The first time I tried using a typewriter I felt utterly alone: I had not realized how much spell check had become a comforting companion. As a net genner (Tapscott, 2009), the magic of technology is so integrated into my life that I rarely give  process a second thought.

The rawness of  typewriter metal and mechanics suddenly jolted me into a wakefulness that had been numbed. My fingers fly over computer keys but slosh in typewriter keys like rain boots through a freshly tilled field.  The typewriter slowed down my hands, disconnecting them from my thoughts. My thoughts raced ahead like eager children. In the space between the tap of the keys and my thought children in the distance, I realized that the typewriter had caught me between ages. Dumbfounded, as if stumbling upon a  tesseract (L’ Engle, 2007), my hands were caught in the  pace of one century and my thoughts in the pace of another.

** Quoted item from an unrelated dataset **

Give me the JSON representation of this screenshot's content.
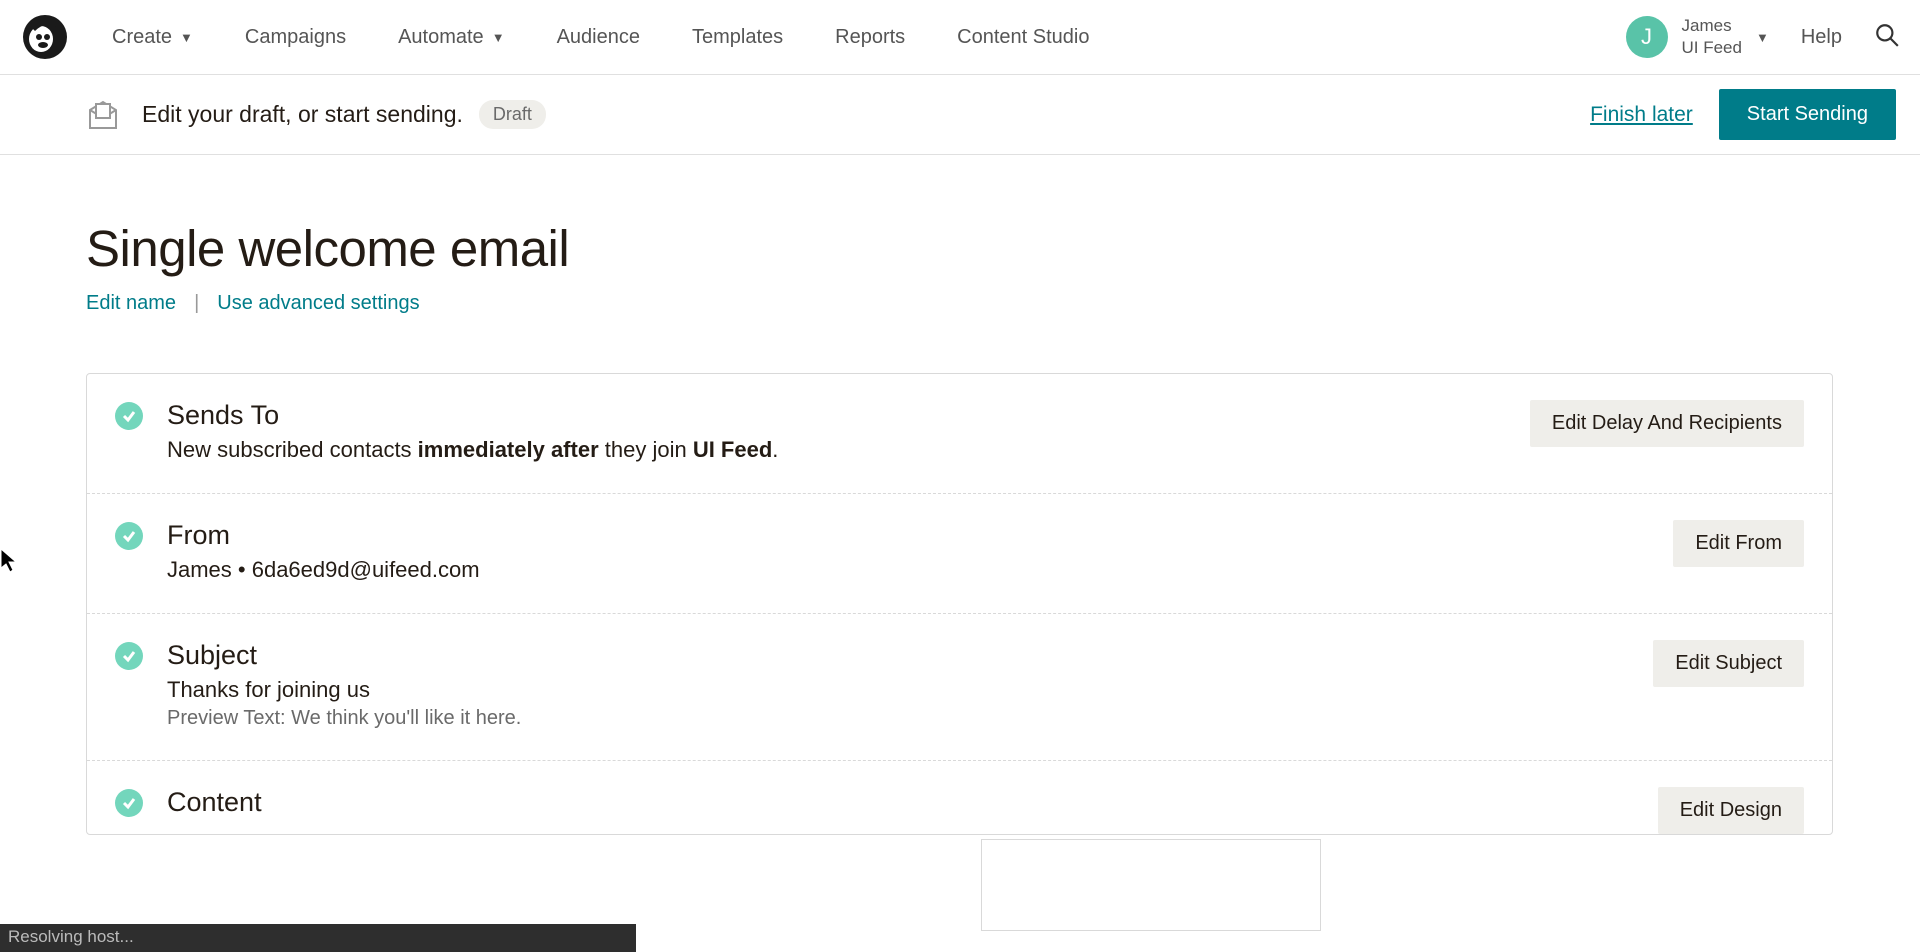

This hiccup in tempo causes me to reflect on thought and language, acknowledge the process of writing, and celebrate the becoming of text.

I imagine a circle of writers, facing each other, not hidden behind screens, connected by the sound of clucking keys; the cheerful ping of the bell filling a cafe with the raw sound of machinery embossing thought to press.

A lost pace unearthed.

So I propose  Type. Writer. Club.  with a mandate to build a community of writers that explore, or perhaps rediscover,  the raw relationship between humans and machines.




References

L'Engle, M. (2007). A Wrinkle in Time. New York, NY: Square Fish

Tapscott, D. (2009). Grown up digital: how the net generation is changing your world. NY, NY: McGraw Hill.